Hi Gordon/Fabian,

Thanks for helping with this! Downgrading the Maven version I was using to
build Flink appears to have fixed that problem - I was using Maven 3.3.3
before and have downgraded to 3.2.5.

Just for reference, I printed the loaded class at runtime and found that
when I was using Flink built with Maven 3.3.3, it was pulling in:
jar:file:/opt/flink/flink-1.1-SNAPSHOT/lib/flink-dist_2.11-1.1-SNAPSHOT.jar!/org/apache/http/params/HttpConnectionParams.class
But after building with the older Maven version, it pulled in the class
from my jar:
jar:file:/tmp/my-assembly-1.0.jar!/org/apache/http/params/HttpConnectionParams.class


Unfortunately now that problem is fixed I've now got a different classpath
issue. It started with:

java.lang.RuntimeException: java.lang.ClassNotFoundException: Class
com.amazon.ws.emr.hadoop.fs.EmrFileSystem not found
at org.apache.hadoop.conf.Configuration.getClass(Configuration.java:2227)
at
org.apache.flink.runtime.fs.hdfs.HadoopFileSystem.getHadoopWrapperClassNameForFileSystem(HadoopFileSystem.java:460)
at
org.apache.flink.core.fs.FileSystem.getHadoopWrapperClassNameForFileSystem(FileSystem.java:352)
at org.apache.flink.core.fs.FileSystem.get(FileSystem.java:280)
at
org.apache.flink.runtime.state.filesystem.FsStateBackend.validateAndNormalizeUri(FsStateBackend.java:383)
at
org.apache.flink.runtime.state.filesystem.FsStateBackend.<init>(FsStateBackend.java:175)
at
org.apache.flink.runtime.state.filesystem.FsStateBackend.<init>(FsStateBackend.java:144)
at
org.apache.flink.contrib.streaming.state.RocksDBStateBackend.<init>(RocksDBStateBackend.java:205)

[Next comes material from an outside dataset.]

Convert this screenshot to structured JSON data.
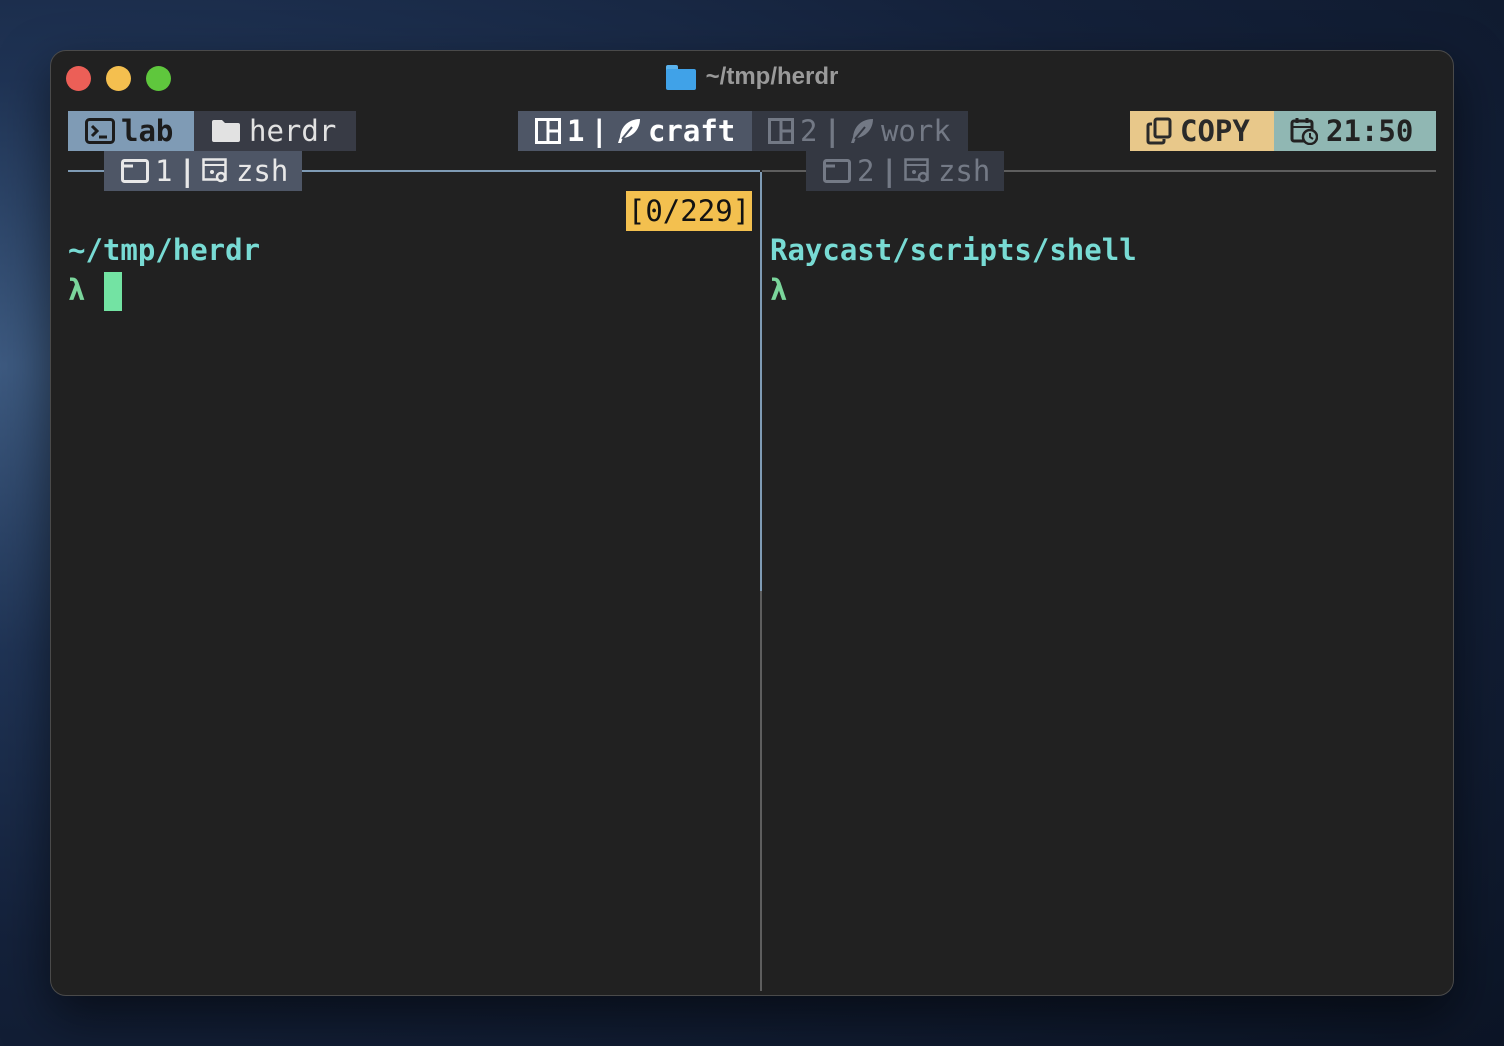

This is strange because I used an s3:// checkpoint directory when running
Flink 1.0.3 on EMR and it worked fine. (according to
https://ci.apache.org/projects/flink/flink-docs-master/setup/aws.html#provide-s3-filesystem-dependency
no configuration should be needed to use S3 when running on EMR).

Anyway I tried executing /etc/hadoop/conf/hadoop-env.sh before running my
job, as this sets up the HADOOP_CLASSPATH env var. The exception then
changed to:
java.lang.NoClassDefFoundError: org/apache/hadoop/fs/common/Abortable

I found that this class is related to a jar called s3-dist-cp, so then I
tried copying that jar to Flink's lib directory from
/usr/share/aws/emr/s3-dist-cp/lib/*

And now I'm back to another Kinesis connector classpath error:

java.lang.NoClassDefFoundError: org/apache/http/conn/ssl/SSLSocketFactory
at
com.amazonaws.AmazonWebServiceClient.<init>(AmazonWebServiceClient.java:136)
at
com.amazonaws.AmazonWebServiceClient.<init>(AmazonWebServiceClient.java:120)
at
com.amazonaws.services.kinesis.AmazonKinesisClient.<init>(AmazonKinesisClient.java:157)
at
com.amazonaws.services.kinesis.AmazonKinesisClient.<init>(AmazonKinesisClient.java:137)
at
org.apache.flink.streaming.connectors.kinesis.proxy.KinesisProxy.<init>(KinesisProxy.java:76)
at
org.apache.flink.streaming.connectors.kinesis.FlinkKinesisConsumer.<init>(FlinkKinesisConsumer.java:166)
at
org.apache.flink.streaming.connectors.kinesis.FlinkKinesisConsumer.<init>(FlinkKinesisConsumer.java:140)
at
org.apache.flink.streaming.connectors.kinesis.FlinkKinesisConsumer.<init>(FlinkKinesisConsumer.java:123)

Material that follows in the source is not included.